On Mon, 14 Jan 2002, John Carter wrote:




 > Silly thought for today.



 
Not silly at all: very interesting and fundamental.

I take it that some of your terms come from linear algebra about which

I know just about nothing. But I do have some related thoughts.




 > Suppose there existed a fragment L of Joy which commutes with any other

> fragment. ie. For all C, C L == L C. We could then invent the term, L is a

> scalar fragment of Joy. (Candidate fragment's id, or id id)



 
I think that id, or id id, or any P such that P == id, and nothing

else will be the "scalar fragments".



But here is a related problem: find programs P and Q such that

    P Q  ==  Q P

Then we can say that P and Q commute (for all stacks on which P and Q

are defined). There are many solutions. I won't spoil the fun by

giving away the answer just yet.




 > Suppose there exists a Joy program A, a scalar fragment L and a stack e,

> then we could call A an eigenprogram of the eigenstack e if A e == L e



 
When I first saw this I did not understand what you might have meant

by   A e == L e , because e is not a program. Maybe that notation is

intended to mean:  A(when executed on e) = L(when executed on e),

where the = now means identity of the result stacks



One can rephrase that by replacing e by a program Pe which builds such

a stack.
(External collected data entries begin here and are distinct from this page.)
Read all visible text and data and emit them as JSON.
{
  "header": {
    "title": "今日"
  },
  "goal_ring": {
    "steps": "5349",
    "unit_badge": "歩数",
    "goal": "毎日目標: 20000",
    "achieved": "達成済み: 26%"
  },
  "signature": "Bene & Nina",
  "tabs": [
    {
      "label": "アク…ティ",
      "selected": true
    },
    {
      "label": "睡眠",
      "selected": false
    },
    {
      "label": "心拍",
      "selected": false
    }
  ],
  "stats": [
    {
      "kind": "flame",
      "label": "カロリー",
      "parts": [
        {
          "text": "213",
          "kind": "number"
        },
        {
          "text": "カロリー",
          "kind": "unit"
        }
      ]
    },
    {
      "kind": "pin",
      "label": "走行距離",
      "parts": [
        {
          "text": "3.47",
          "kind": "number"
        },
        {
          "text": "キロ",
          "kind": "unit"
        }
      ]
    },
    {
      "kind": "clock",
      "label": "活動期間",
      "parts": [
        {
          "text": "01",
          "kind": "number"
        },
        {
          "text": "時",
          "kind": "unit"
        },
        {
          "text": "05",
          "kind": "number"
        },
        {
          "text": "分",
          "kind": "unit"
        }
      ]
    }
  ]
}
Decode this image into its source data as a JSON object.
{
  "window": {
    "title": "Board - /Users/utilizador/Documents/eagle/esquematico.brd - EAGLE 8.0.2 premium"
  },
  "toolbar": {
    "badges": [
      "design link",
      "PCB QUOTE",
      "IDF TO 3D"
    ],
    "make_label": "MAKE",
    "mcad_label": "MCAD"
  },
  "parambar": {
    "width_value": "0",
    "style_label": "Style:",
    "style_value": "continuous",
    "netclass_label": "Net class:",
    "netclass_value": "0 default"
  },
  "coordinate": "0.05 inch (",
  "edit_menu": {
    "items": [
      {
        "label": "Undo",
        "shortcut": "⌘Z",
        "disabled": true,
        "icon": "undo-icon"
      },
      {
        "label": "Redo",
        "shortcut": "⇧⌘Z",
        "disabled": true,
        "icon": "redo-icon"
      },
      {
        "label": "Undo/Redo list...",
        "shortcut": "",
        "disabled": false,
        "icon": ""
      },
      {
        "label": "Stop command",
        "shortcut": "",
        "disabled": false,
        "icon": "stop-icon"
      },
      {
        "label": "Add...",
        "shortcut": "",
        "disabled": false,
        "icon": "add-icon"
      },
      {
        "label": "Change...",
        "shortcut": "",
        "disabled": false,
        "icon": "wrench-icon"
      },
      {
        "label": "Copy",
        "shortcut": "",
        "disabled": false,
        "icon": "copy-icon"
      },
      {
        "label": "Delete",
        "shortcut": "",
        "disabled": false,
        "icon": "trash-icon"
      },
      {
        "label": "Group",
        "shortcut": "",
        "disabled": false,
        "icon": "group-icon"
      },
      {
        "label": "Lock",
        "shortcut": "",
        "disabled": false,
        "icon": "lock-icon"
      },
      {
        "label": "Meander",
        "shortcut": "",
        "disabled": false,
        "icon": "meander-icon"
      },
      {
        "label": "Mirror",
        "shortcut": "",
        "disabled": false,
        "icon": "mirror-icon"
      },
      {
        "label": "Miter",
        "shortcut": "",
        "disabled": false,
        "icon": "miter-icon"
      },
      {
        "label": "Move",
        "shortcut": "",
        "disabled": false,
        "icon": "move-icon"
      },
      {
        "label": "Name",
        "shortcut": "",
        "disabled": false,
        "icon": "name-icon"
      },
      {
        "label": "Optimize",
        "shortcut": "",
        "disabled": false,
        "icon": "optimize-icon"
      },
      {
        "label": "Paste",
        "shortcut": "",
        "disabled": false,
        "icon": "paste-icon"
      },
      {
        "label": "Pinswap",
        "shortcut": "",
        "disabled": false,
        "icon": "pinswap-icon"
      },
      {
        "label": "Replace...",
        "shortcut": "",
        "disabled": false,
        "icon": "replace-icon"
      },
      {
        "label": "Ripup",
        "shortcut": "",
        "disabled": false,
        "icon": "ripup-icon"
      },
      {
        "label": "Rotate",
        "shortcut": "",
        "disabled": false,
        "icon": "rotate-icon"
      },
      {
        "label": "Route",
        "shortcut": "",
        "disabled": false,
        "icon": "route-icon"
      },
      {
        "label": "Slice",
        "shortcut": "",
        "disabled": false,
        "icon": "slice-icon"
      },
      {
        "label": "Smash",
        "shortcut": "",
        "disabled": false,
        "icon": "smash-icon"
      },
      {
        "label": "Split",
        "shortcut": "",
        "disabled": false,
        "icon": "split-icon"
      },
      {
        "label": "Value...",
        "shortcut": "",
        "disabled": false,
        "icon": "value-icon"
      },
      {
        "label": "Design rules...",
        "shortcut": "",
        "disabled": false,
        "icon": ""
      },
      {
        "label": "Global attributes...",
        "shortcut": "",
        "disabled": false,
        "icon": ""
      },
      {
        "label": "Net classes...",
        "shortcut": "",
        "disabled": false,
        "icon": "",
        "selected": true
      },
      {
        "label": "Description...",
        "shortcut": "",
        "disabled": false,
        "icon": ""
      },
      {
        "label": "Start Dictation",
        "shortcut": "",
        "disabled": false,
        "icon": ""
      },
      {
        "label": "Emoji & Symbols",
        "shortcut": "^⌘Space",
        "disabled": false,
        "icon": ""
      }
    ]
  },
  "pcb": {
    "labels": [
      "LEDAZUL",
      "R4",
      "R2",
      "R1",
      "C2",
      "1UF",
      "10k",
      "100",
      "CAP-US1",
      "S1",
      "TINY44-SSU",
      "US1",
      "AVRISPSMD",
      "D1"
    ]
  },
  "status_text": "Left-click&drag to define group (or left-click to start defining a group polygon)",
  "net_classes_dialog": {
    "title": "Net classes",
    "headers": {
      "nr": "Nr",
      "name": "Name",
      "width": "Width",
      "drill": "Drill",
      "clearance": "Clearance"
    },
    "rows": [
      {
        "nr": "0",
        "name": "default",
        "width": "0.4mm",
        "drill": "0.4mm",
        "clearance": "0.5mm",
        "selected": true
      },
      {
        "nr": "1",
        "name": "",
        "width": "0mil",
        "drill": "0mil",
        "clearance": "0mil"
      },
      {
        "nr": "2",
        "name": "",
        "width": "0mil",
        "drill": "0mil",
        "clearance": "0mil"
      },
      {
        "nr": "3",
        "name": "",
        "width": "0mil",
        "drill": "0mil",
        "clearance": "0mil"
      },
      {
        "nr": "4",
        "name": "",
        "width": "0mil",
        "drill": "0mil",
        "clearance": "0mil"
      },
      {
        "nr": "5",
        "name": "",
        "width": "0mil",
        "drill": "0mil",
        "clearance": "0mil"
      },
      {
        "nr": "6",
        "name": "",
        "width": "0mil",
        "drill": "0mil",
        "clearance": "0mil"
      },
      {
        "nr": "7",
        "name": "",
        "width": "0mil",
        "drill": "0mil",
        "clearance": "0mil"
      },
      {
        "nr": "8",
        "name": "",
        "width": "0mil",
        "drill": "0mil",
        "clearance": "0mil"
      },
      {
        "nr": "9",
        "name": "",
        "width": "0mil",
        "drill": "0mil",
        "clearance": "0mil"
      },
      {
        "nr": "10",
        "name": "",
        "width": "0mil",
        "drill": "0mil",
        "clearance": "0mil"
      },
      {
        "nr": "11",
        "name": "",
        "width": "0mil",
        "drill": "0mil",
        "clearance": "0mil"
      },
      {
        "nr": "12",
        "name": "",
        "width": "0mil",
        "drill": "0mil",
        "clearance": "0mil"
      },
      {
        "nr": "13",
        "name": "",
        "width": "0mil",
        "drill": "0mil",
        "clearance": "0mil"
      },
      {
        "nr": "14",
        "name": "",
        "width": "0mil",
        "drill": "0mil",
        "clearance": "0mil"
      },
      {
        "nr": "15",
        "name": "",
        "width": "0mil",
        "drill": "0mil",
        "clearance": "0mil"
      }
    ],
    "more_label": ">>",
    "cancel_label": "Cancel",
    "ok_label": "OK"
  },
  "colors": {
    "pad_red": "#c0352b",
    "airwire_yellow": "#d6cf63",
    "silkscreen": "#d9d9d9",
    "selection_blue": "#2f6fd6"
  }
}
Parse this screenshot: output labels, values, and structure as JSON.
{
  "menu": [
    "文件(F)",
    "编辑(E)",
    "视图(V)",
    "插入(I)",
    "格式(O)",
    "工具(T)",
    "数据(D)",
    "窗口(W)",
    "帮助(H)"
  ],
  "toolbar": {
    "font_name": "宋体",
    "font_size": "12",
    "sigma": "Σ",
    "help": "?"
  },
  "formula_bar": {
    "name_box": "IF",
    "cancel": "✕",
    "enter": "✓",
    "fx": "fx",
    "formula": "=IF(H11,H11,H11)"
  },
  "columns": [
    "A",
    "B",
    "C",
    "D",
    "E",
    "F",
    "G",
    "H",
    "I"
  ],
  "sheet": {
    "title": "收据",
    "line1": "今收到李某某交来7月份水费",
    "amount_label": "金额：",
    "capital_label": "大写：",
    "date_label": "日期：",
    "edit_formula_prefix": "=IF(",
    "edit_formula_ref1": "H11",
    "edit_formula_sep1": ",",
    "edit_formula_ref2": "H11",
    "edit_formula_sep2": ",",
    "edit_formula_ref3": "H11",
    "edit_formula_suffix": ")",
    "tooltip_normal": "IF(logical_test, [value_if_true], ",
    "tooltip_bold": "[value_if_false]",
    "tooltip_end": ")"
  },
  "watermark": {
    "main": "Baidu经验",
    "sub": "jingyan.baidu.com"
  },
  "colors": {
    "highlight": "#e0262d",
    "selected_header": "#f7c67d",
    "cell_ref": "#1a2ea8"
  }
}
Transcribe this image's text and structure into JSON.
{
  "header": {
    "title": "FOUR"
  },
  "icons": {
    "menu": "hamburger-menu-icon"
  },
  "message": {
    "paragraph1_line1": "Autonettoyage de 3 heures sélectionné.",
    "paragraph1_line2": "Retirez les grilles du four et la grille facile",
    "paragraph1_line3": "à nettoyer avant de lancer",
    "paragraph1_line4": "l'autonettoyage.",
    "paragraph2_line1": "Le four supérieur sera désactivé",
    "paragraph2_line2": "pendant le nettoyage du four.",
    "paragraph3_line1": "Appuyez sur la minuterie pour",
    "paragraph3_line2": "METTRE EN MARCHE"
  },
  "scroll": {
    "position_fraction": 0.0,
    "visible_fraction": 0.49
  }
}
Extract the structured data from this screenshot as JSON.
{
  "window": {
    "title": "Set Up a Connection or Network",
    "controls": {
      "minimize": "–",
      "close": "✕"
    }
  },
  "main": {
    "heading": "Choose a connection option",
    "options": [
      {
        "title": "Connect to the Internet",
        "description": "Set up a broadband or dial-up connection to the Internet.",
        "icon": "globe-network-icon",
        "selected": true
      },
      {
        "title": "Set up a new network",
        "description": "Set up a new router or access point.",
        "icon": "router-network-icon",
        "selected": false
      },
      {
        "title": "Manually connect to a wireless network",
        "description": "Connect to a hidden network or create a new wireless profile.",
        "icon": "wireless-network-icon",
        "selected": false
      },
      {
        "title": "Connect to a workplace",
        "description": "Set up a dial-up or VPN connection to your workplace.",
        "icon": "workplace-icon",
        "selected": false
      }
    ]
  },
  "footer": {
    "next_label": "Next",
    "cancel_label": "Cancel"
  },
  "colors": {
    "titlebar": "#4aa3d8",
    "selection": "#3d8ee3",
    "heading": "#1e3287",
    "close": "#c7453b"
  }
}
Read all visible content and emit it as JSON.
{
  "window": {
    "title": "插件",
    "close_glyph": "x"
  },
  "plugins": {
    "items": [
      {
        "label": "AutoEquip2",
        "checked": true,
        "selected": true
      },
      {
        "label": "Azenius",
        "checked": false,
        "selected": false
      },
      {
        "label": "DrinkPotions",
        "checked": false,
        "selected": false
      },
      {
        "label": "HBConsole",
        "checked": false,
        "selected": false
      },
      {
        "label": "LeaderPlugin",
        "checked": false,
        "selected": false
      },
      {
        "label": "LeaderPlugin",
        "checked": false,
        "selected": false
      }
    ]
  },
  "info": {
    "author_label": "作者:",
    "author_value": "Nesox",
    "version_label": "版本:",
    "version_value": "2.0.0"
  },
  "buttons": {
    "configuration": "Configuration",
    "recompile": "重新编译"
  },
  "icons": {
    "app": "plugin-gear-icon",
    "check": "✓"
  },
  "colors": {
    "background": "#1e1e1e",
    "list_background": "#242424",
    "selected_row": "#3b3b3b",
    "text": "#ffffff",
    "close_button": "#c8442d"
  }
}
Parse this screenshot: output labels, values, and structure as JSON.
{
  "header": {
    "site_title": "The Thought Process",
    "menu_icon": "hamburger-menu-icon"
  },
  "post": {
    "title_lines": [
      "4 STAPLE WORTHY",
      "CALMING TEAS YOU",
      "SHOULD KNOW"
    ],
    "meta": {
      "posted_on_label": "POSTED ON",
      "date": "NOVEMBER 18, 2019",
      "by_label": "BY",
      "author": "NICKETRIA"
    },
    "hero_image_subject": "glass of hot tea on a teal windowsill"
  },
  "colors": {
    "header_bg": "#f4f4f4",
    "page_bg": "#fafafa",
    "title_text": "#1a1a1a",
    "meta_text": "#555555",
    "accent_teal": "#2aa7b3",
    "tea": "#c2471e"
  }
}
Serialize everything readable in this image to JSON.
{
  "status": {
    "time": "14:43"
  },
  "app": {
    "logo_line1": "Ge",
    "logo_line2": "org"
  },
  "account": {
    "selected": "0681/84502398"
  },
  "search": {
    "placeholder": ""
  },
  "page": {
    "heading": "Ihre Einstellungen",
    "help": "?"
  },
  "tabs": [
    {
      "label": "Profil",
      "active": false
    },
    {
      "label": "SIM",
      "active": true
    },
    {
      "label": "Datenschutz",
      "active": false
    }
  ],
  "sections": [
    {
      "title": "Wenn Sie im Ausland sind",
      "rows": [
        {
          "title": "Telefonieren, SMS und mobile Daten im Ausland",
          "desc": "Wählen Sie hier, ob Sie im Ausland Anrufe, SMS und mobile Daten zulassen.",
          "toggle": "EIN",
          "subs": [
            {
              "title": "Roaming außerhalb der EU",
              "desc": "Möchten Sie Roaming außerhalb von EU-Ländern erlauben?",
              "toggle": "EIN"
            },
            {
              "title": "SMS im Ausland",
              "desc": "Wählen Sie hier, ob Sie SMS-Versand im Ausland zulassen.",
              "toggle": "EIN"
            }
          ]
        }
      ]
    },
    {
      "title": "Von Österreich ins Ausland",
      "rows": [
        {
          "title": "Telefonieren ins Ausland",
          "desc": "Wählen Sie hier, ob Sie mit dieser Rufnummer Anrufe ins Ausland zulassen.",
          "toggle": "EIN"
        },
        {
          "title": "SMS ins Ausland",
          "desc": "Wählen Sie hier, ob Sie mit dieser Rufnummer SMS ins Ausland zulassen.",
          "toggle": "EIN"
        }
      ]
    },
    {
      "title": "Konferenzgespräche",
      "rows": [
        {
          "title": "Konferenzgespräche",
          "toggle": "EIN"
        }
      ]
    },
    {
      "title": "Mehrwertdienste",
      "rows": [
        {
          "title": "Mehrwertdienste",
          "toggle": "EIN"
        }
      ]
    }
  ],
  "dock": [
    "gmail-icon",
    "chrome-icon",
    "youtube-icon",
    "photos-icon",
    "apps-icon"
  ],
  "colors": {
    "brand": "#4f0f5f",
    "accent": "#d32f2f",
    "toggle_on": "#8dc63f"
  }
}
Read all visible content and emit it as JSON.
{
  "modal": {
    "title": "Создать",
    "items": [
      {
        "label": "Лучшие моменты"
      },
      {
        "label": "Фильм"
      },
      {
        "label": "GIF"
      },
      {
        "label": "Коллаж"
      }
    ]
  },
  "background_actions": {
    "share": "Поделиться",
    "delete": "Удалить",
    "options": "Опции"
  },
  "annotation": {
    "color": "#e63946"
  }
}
Then, if I understand you correctly, the problem you are

posing is this:

    Pe  A  ==  L  Pe

where this is again identity of programs (or better: the stack functions

which they denote).

Then we call A the eigenprogram of the eigenstack-building-program Pe.



Now, if L is id or equivalent, then we have

    Pe  A  ==  Pe

and there are infinitely many such pairs. Again, I won't spoil the

fun for a while at least.



One nice thing about Joy algebra is that such problems can all be

expressed just in terms of program, and the stack does not have to

enter into the equations.




 > Questions to the group...

> 

> 1) Provide examples of these concepts.



 
I'll give some hints in a week or two.




 > 2) What can one prove about these things.



 
This is where it gets deeper .. and important for concatenative languages.



Thanks for the interesting stimulus.



  - Manfred